Ve bunun ciddi nedenleri var. Sonuçta deniz yılanları tehlikelidir ve ne yapacağı tahmin edilemez.

Yaklaşık 48 deniz yılanı türü vardır. Bu aile bir zamanlar karayı terk etti ve tamamen suda yaşayan bir yaşam tarzına geçti. Bu nedenle deniz yılanları vücut yapısında bazı özellikler kazanmışlardır ve görünüş olarak karadaki benzerlerinden biraz farklıdırlar. Gövde yanal olarak düzleştirilmiştir, kuyruk düz bir şerit şeklindedir (düz kuyruklu temsilcilerde) veya hafifçe uzatılmıştır (kırlangıç ​​​​kuyruklarında). Burun delikleri yanlarda değil üstte bulunur, bu nedenle namlu ucunu sudan dışarı çıkararak nefes almaları daha uygundur. Akciğer vücut boyunca uzanır, ancak bu yılanlar, kan kılcal damarlarının yoğun bir şekilde nüfuz ettiği derinin yardımıyla sudaki tüm oksijenin üçte birine kadar emer. Bir deniz yılanı su altında bir saatten fazla kalabilir.
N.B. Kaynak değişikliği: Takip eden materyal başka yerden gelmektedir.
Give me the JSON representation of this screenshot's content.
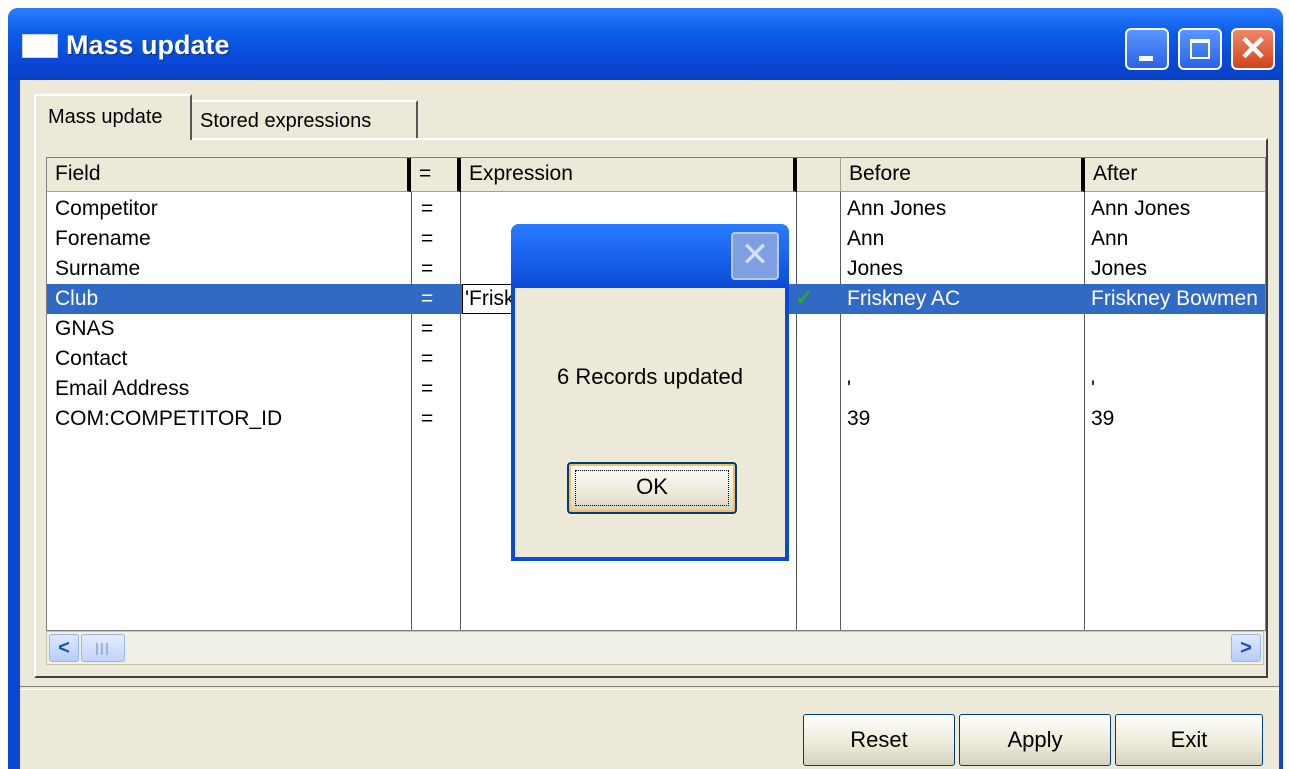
{
  "window": {
    "title": "Mass update"
  },
  "tabs": [
    {
      "label": "Mass update",
      "active": true
    },
    {
      "label": "Stored expressions",
      "active": false
    }
  ],
  "columns": {
    "field": "Field",
    "eq": "=",
    "expression": "Expression",
    "blank": "",
    "before": "Before",
    "after": "After"
  },
  "rows": [
    {
      "field": "Competitor",
      "eq": "=",
      "expression": "",
      "before": "Ann Jones",
      "after": "Ann Jones"
    },
    {
      "field": "Forename",
      "eq": "=",
      "expression": "",
      "before": "Ann",
      "after": "Ann"
    },
    {
      "field": "Surname",
      "eq": "=",
      "expression": "",
      "before": "Jones",
      "after": "Jones"
    },
    {
      "field": "Club",
      "eq": "=",
      "expression": "'Frisk",
      "before": "Friskney AC",
      "after": "Friskney Bowmen"
    },
    {
      "field": "GNAS",
      "eq": "=",
      "expression": "",
      "before": "",
      "after": ""
    },
    {
      "field": "Contact",
      "eq": "=",
      "expression": "",
      "before": "",
      "after": ""
    },
    {
      "field": "Email Address",
      "eq": "=",
      "expression": "",
      "before": "'",
      "after": "'"
    },
    {
      "field": "COM:COMPETITOR_ID",
      "eq": "=",
      "expression": "",
      "before": "39",
      "after": "39"
    }
  ],
  "selected_row": "Club",
  "buttons": {
    "reset": "Reset",
    "apply": "Apply",
    "exit": "Exit"
  },
  "dialog": {
    "message": "6 Records updated",
    "ok": "OK",
    "close_glyph": "✕"
  },
  "icons": {
    "scroll_left": "<",
    "scroll_right": ">",
    "check": "✓"
  },
  "colors": {
    "titlebar": "#0a49d8",
    "selection": "#316ac5",
    "face": "#ece9d8"
  }
}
Deniz yılanının zehiri insanlar için tehlikelidir. Zehirleri felç eden bir enzimin hakimiyetindedir gergin sistem. Yılan saldırırken, hafifçe geriye doğru eğilmiş iki kısa dişle hızla saldırır. Isırık pratik olarak ağrısızdır, şişlik veya kanama olmaz.

Ancak bir süre sonra zayıflık ortaya çıkar, koordinasyon bozulur ve kasılmalar başlar. Birkaç saat içinde akciğerlerin felç olması sonucu ölüm meydana gelir.

Bu yılanların zehirinin büyük zehirliliği, sudaki yaşam alanlarının doğrudan bir sonucudur: Avın kaçmasını önlemek için derhal felç edilmesi gerekir. Doğru, deniz yılanlarının zehiri, karada bizimle birlikte yaşayan yılanların zehiri kadar tehlikeli değildir. Düz kuyruklu bir hayvan ısırdığında 1 mg zehir salınır, kırlangıç ​​kuyruklu bir hayvan ısırdığında ise 16 mg zehir salınır. Yani bir kişinin hayatta kalma şansı vardır. Deniz yılanlarının ısırdığı 10 kişiden 7'si, zamanında tıbbi yardım alınması durumunda elbette hayatta kalıyor.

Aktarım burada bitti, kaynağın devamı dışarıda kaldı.